I’m a sucker for a good sign and this one, alongside the main road link to Barry Island, is a cracker!



Until the 1890s, Barry Island really was an island, with access restricted to Shanks’s pony at low tide and a ride on a ferry when the water levels got too high. In the 1880s, docks had been built at Barry to export Wales’s coal to the world and, to help expedite those exports, in 1896, a railway link was constructed via a long causeway. Barry Island has ever after been firmly attached to the mainland.


These days, Barry Island – Ynys Barri, in Welsh – is known not for its docks and exports but rather for its family friendly fairground-type attractions, fish and chip shops, amusement arcades, its apparently thrilling rides – the quintessential British seaside resort. The sign, then, is the perfect pictorial advertisement for the pleasures of an island visit.

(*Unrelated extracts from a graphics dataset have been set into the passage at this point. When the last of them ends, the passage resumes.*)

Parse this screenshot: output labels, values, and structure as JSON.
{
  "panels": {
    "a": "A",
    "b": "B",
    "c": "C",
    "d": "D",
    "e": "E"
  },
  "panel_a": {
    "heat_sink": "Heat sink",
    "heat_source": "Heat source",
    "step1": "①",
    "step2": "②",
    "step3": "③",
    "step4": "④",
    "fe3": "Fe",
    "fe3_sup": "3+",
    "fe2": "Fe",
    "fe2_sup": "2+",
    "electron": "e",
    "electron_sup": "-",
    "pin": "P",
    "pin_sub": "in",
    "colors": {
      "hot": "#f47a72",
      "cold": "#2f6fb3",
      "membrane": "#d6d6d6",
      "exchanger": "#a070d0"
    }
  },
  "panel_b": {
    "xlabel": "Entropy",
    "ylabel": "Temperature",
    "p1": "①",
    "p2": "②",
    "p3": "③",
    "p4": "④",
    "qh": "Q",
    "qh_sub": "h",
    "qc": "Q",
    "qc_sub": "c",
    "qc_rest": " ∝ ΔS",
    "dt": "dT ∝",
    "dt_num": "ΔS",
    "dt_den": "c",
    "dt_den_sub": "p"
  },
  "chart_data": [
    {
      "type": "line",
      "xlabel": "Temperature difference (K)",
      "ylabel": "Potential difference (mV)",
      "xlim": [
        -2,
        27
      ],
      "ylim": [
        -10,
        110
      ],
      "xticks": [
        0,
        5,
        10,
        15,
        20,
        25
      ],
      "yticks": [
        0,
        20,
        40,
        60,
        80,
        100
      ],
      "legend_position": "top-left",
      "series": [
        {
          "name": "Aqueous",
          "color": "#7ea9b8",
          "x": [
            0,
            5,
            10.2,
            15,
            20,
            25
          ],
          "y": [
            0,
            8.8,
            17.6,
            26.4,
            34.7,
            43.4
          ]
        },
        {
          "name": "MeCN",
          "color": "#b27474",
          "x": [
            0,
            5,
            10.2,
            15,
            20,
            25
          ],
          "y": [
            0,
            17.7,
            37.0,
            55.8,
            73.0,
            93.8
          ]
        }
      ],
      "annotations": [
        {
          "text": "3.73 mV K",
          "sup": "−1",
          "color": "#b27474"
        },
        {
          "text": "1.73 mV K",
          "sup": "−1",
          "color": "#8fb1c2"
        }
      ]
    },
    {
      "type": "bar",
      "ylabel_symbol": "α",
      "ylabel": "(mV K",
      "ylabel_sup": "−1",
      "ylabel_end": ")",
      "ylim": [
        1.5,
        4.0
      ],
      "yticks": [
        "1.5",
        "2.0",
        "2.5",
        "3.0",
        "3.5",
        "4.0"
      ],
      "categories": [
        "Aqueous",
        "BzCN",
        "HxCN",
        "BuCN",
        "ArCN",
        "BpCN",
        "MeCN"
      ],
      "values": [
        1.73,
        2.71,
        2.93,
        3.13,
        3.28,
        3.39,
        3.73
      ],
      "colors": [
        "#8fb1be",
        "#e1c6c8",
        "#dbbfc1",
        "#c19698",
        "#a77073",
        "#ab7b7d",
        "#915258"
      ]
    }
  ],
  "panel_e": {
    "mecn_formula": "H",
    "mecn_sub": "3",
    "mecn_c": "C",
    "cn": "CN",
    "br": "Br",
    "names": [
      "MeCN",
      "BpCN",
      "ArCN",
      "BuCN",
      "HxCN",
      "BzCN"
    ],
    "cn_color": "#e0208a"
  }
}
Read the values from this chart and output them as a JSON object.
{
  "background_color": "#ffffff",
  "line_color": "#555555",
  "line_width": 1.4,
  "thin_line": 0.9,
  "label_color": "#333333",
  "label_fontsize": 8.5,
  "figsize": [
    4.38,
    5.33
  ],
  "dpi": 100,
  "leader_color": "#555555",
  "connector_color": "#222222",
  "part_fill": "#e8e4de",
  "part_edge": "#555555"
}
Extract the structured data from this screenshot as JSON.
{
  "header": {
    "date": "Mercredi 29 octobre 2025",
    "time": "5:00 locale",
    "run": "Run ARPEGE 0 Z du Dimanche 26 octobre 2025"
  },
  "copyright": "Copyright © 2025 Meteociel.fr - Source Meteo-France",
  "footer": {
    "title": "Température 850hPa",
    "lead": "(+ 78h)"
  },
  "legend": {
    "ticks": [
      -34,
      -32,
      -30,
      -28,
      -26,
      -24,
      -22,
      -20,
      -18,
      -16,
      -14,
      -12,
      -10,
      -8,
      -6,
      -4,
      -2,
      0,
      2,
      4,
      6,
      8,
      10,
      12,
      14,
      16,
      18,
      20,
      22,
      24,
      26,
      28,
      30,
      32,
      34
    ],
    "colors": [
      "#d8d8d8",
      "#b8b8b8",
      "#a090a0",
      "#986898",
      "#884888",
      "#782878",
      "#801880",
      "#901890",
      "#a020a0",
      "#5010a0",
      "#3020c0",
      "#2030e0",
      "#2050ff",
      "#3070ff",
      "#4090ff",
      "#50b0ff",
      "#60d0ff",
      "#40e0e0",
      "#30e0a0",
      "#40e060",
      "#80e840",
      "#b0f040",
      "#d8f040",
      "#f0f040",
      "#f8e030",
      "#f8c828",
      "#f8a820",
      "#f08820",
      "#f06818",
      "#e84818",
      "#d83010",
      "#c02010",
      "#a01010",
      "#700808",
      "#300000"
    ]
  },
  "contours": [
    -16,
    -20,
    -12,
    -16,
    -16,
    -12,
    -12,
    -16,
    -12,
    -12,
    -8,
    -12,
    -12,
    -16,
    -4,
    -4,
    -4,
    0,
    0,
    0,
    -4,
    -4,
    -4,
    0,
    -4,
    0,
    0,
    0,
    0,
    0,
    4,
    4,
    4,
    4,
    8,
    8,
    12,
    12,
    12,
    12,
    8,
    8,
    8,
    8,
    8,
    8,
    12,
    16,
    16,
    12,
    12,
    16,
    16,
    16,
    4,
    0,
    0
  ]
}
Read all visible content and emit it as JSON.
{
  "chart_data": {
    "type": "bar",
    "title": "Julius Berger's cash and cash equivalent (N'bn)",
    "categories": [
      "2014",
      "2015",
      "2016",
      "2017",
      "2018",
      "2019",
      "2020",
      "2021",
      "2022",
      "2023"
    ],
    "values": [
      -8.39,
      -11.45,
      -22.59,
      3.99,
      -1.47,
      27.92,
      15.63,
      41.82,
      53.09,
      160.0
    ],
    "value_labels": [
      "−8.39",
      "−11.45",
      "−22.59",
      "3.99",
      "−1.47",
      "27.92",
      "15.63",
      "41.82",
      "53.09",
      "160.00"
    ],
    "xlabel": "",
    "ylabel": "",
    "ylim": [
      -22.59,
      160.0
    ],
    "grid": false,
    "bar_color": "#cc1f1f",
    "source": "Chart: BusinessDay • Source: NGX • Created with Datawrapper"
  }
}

Unfortunately, I haven’t been able to discover anything about the sign itself so can’t credit the artist or maker. It’s wonderfully done – the expression on the man’s face, the boot that is his catch, the fish lurking under the waves, the complete relaxation of the woman’s posture, the skinny face-masked kid clinging to the side of the boat (or is it a bath tub?), and, of course, the ubiquitous gull. It always makes me smile, and I don’t know that I’ve ever seen a better place sign.